Borrowing a pointer by passing it to a function is a simple case since that borrowed pointer is deallocated specifically at the last point that pointer could be used, i.e., at the end of its enclosing function! However, we can get into more intricate borrowing scenarios when those borrowed pointers are stored in other data structures whose lifetime might extend beyond the functions in which they are created.

int main(void) {
  char *stooge1, *stooge2, *stooge3;
  int sz;
  getline(&stooge1, &sz, stdin);
  getline(&stooge2, &sz, stdin);
  getline(&stooge3, &sz, stdin);

  // N.B., stooges should borrow its elements; it is not
  // responsible for freeing them
  char **stooges = (char*) malloc(sizeof(char*) * 3);
  stooges[0] = stooge1;
  stooges[1] = stooge2;
  stooges[2] = stooge3;

  // Do arbitrary stuff to stooges, passing them to other functions, etc.
 
  // Nevertheless, once stooges is deallocated...
  free(stooges);

  // We can free the stooges through our original pointers!
  free(stooge1);
  free(stooge2);
  free(stooge3);
}

In this example, we allow a data structure to borrow three heap-allocated chunks of memory. That data structure can do arbitrary things (besides deallocating the chunks, of course) and live for an arbitrary long period of time. However, by acknowledging that the data structure only borrowed the chunks, we know that we must eventually free the chunks through their original pointers.

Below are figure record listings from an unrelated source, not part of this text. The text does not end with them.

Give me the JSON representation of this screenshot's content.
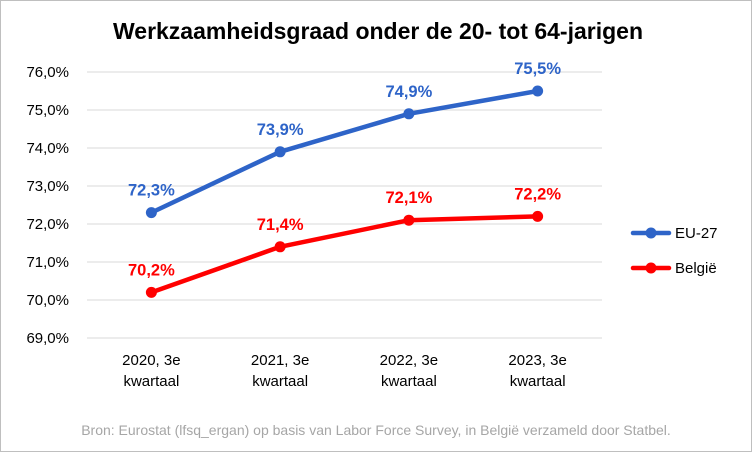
{
  "chart_data": {
    "type": "line",
    "title": "Werkzaamheidsgraad onder de 20- tot 64-jarigen",
    "categories": [
      [
        "2020, 3e",
        "kwartaal"
      ],
      [
        "2021, 3e",
        "kwartaal"
      ],
      [
        "2022, 3e",
        "kwartaal"
      ],
      [
        "2023, 3e",
        "kwartaal"
      ]
    ],
    "ylim": [
      69.0,
      76.0
    ],
    "yticks": [
      69.0,
      70.0,
      71.0,
      72.0,
      73.0,
      74.0,
      75.0,
      76.0
    ],
    "ytick_labels": [
      "69,0%",
      "70,0%",
      "71,0%",
      "72,0%",
      "73,0%",
      "74,0%",
      "75,0%",
      "76,0%"
    ],
    "grid": true,
    "legend_position": "right",
    "series": [
      {
        "name": "EU-27",
        "color": "#2e64c8",
        "values": [
          72.3,
          73.9,
          74.9,
          75.5
        ],
        "labels": [
          "72,3%",
          "73,9%",
          "74,9%",
          "75,5%"
        ]
      },
      {
        "name": "België",
        "color": "#ff0000",
        "values": [
          70.2,
          71.4,
          72.1,
          72.2
        ],
        "labels": [
          "70,2%",
          "71,4%",
          "72,1%",
          "72,2%"
        ]
      }
    ],
    "source": "Bron: Eurostat  (lfsq_ergan)  op basis van  Labor Force Survey,  in België verzameld  door Statbel."
  }
}
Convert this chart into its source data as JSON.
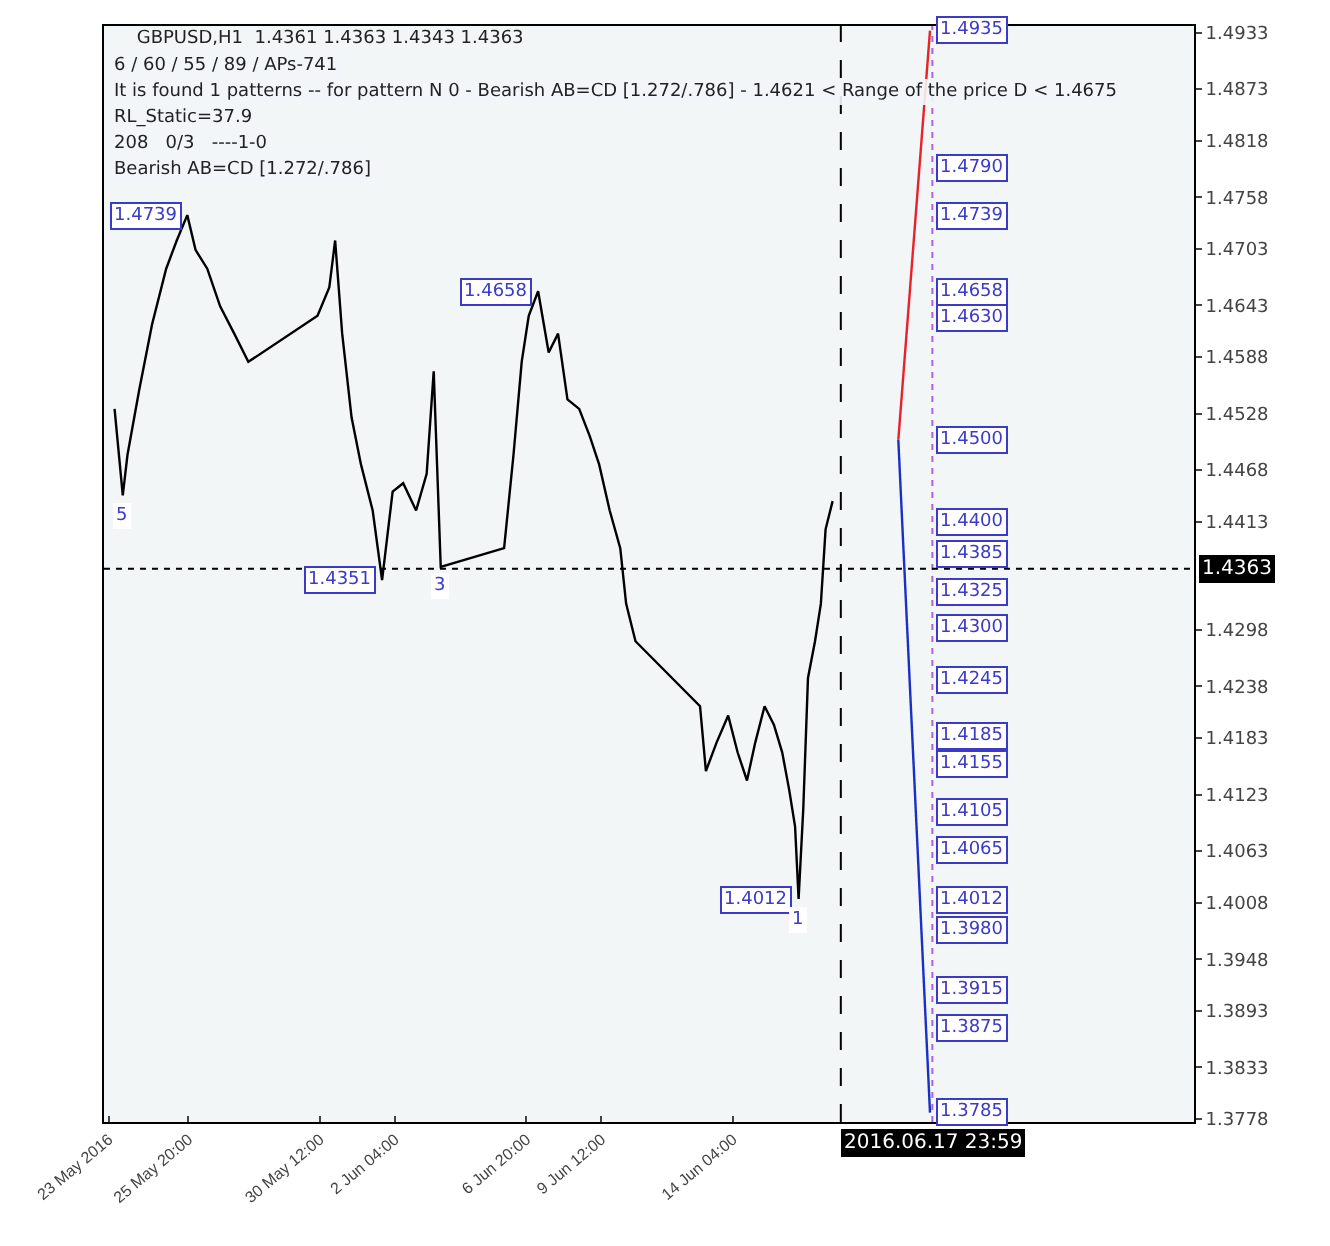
{
  "chart_data": {
    "type": "line",
    "title": "GBPUSD,H1  1.4361 1.4363 1.4343 1.4363",
    "x": [
      "2016-05-23T05:00",
      "2016-05-23T12:00",
      "2016-05-23T16:00",
      "2016-05-24T02:00",
      "2016-05-24T13:00",
      "2016-05-25T01:00",
      "2016-05-25T10:00",
      "2016-05-25T19:00",
      "2016-05-26T02:00",
      "2016-05-26T12:00",
      "2016-05-26T23:00",
      "2016-05-27T11:00",
      "2016-05-27T23:00",
      "2016-05-30T10:00",
      "2016-05-30T20:00",
      "2016-05-31T01:00",
      "2016-05-31T07:00",
      "2016-05-31T15:00",
      "2016-05-31T23:00",
      "2016-06-01T09:00",
      "2016-06-01T17:00",
      "2016-06-02T02:00",
      "2016-06-02T11:00",
      "2016-06-02T22:00",
      "2016-06-03T07:00",
      "2016-06-03T13:00",
      "2016-06-03T19:00",
      "2016-06-06T01:00",
      "2016-06-06T09:00",
      "2016-06-06T16:00",
      "2016-06-06T22:00",
      "2016-06-07T06:00",
      "2016-06-07T15:00",
      "2016-06-07T23:00",
      "2016-06-08T07:00",
      "2016-06-08T17:00",
      "2016-06-09T02:00",
      "2016-06-09T10:00",
      "2016-06-09T19:00",
      "2016-06-10T04:00",
      "2016-06-10T09:00",
      "2016-06-10T17:00",
      "2016-06-13T00:00",
      "2016-06-13T05:00",
      "2016-06-13T14:00",
      "2016-06-14T00:00",
      "2016-06-14T08:00",
      "2016-06-14T16:00",
      "2016-06-14T23:00",
      "2016-06-15T07:00",
      "2016-06-15T15:00",
      "2016-06-15T22:00",
      "2016-06-16T04:00",
      "2016-06-16T09:00",
      "2016-06-16T12:00",
      "2016-06-16T16:00",
      "2016-06-16T20:00",
      "2016-06-17T02:00",
      "2016-06-17T07:00",
      "2016-06-17T11:00",
      "2016-06-17T17:00"
    ],
    "series": [
      {
        "color": "#000000",
        "values": [
          1.4533,
          1.4441,
          1.4484,
          1.4553,
          1.4623,
          1.4682,
          1.4712,
          1.4739,
          1.4702,
          1.4682,
          1.4642,
          1.4613,
          1.4583,
          1.4632,
          1.4662,
          1.4712,
          1.4613,
          1.4524,
          1.4474,
          1.4425,
          1.4351,
          1.4445,
          1.4454,
          1.4425,
          1.4464,
          1.4573,
          1.4365,
          1.4385,
          1.4484,
          1.4583,
          1.4632,
          1.4658,
          1.4593,
          1.4613,
          1.4543,
          1.4533,
          1.4504,
          1.4474,
          1.4425,
          1.4385,
          1.4326,
          1.4286,
          1.4217,
          1.4148,
          1.4178,
          1.4207,
          1.4168,
          1.4138,
          1.4178,
          1.4217,
          1.4197,
          1.4168,
          1.4128,
          1.4089,
          1.4012,
          1.4108,
          1.4247,
          1.4286,
          1.4326,
          1.4405,
          1.4435
        ]
      },
      {
        "color": "#e8222a",
        "x": [
          "2016-06-20T01:00",
          "2016-06-21T04:00"
        ],
        "values": [
          1.45,
          1.4935
        ]
      },
      {
        "color": "#1a2fc4",
        "x": [
          "2016-06-20T01:00",
          "2016-06-21T04:00"
        ],
        "values": [
          1.45,
          1.3785
        ]
      }
    ],
    "xlim": [
      "2016-05-22T20:00",
      "2016-06-30T13:00"
    ],
    "ylim": [
      1.3775,
      1.494
    ],
    "xticks": [
      {
        "value": "2016-05-23T00:00",
        "label": "23 May 2016"
      },
      {
        "value": "2016-05-25T20:00",
        "label": "25 May 20:00"
      },
      {
        "value": "2016-05-30T12:00",
        "label": "30 May 12:00"
      },
      {
        "value": "2016-06-02T04:00",
        "label": "2 Jun 04:00"
      },
      {
        "value": "2016-06-06T20:00",
        "label": "6 Jun 20:00"
      },
      {
        "value": "2016-06-09T12:00",
        "label": "9 Jun 12:00"
      },
      {
        "value": "2016-06-14T04:00",
        "label": "14 Jun 04:00"
      }
    ],
    "yticks": [
      1.4933,
      1.4873,
      1.4818,
      1.4758,
      1.4703,
      1.4643,
      1.4588,
      1.4528,
      1.4468,
      1.4413,
      1.4298,
      1.4238,
      1.4183,
      1.4123,
      1.4063,
      1.4008,
      1.3948,
      1.3893,
      1.3833,
      1.3778
    ],
    "ref_lines": [
      {
        "axis": "x",
        "value": "2016-06-17T23:59",
        "label": "2016.06.17 23:59",
        "color": "#000000",
        "line_style": "dashed"
      },
      {
        "axis": "x",
        "value": "2016-06-21T06:00",
        "color": "#b060e0",
        "line_style": "dotted"
      },
      {
        "axis": "y",
        "value": 1.4363,
        "label": "1.4363",
        "color": "#000000",
        "line_style": "dotted"
      }
    ],
    "annotations": [
      "6 / 60 / 55 / 89 / APs-741",
      "It is found 1 patterns -- for pattern N 0 - Bearish AB=CD [1.272/.786] - 1.4621 < Range of the price D < 1.4675",
      "RL_Static=37.9",
      "208   0/3   ----1-0",
      "Bearish AB=CD [1.272/.786]",
      {
        "text": "1.4739",
        "x": "2016-05-25T19:00",
        "y": 1.4739
      },
      {
        "text": "1.4658",
        "x": "2016-06-07T06:00",
        "y": 1.4658
      },
      {
        "text": "1.4351",
        "x": "2016-06-01T17:00",
        "y": 1.4351
      },
      {
        "text": "1.4012",
        "x": "2016-06-16T12:00",
        "y": 1.4012
      },
      {
        "text": "5",
        "x": "2016-05-23T12:00",
        "y": 1.4441
      },
      {
        "text": "3",
        "x": "2016-06-03T19:00",
        "y": 1.4365
      },
      {
        "text": "1",
        "x": "2016-06-16T12:00",
        "y": 1.4012
      },
      {
        "text": "1.4935",
        "x": "2016-06-21T04:00",
        "y": 1.4935
      },
      {
        "text": "1.4790",
        "x": "2016-06-21T04:00",
        "y": 1.479
      },
      {
        "text": "1.4739",
        "x": "2016-06-21T04:00",
        "y": 1.4739
      },
      {
        "text": "1.4658",
        "x": "2016-06-21T04:00",
        "y": 1.4658
      },
      {
        "text": "1.4630",
        "x": "2016-06-21T04:00",
        "y": 1.463
      },
      {
        "text": "1.4500",
        "x": "2016-06-21T04:00",
        "y": 1.45
      },
      {
        "text": "1.4400",
        "x": "2016-06-21T04:00",
        "y": 1.44
      },
      {
        "text": "1.4385",
        "x": "2016-06-21T04:00",
        "y": 1.4385
      },
      {
        "text": "1.4325",
        "x": "2016-06-21T04:00",
        "y": 1.4325
      },
      {
        "text": "1.4300",
        "x": "2016-06-21T04:00",
        "y": 1.43
      },
      {
        "text": "1.4245",
        "x": "2016-06-21T04:00",
        "y": 1.4245
      },
      {
        "text": "1.4185",
        "x": "2016-06-21T04:00",
        "y": 1.4185
      },
      {
        "text": "1.4155",
        "x": "2016-06-21T04:00",
        "y": 1.4155
      },
      {
        "text": "1.4105",
        "x": "2016-06-21T04:00",
        "y": 1.4105
      },
      {
        "text": "1.4065",
        "x": "2016-06-21T04:00",
        "y": 1.4065
      },
      {
        "text": "1.4012",
        "x": "2016-06-21T04:00",
        "y": 1.4012
      },
      {
        "text": "1.3980",
        "x": "2016-06-21T04:00",
        "y": 1.398
      },
      {
        "text": "1.3915",
        "x": "2016-06-21T04:00",
        "y": 1.3915
      },
      {
        "text": "1.3875",
        "x": "2016-06-21T04:00",
        "y": 1.3875
      },
      {
        "text": "1.3785",
        "x": "2016-06-21T04:00",
        "y": 1.3785
      }
    ]
  }
}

Summary of Ownership Rules

Pointer ownership discipline keeps our heap manipulation code from being incomprehensible. This discipline consists of three key rules:

  1. At any point during execution of our program, each heap-allocated chunk has one pointer to it through which the memory is eventually freed We call this pointer the owner pointer.
  2. A copy of a pointer to a heap-allocated chunk is a borrowed pointer to that chunk. Other code can access the chunk through borrowed pointers.
  3. An owner pointer cannot free its chunk of memory until all borrowed pointers to that chunk are deallocated.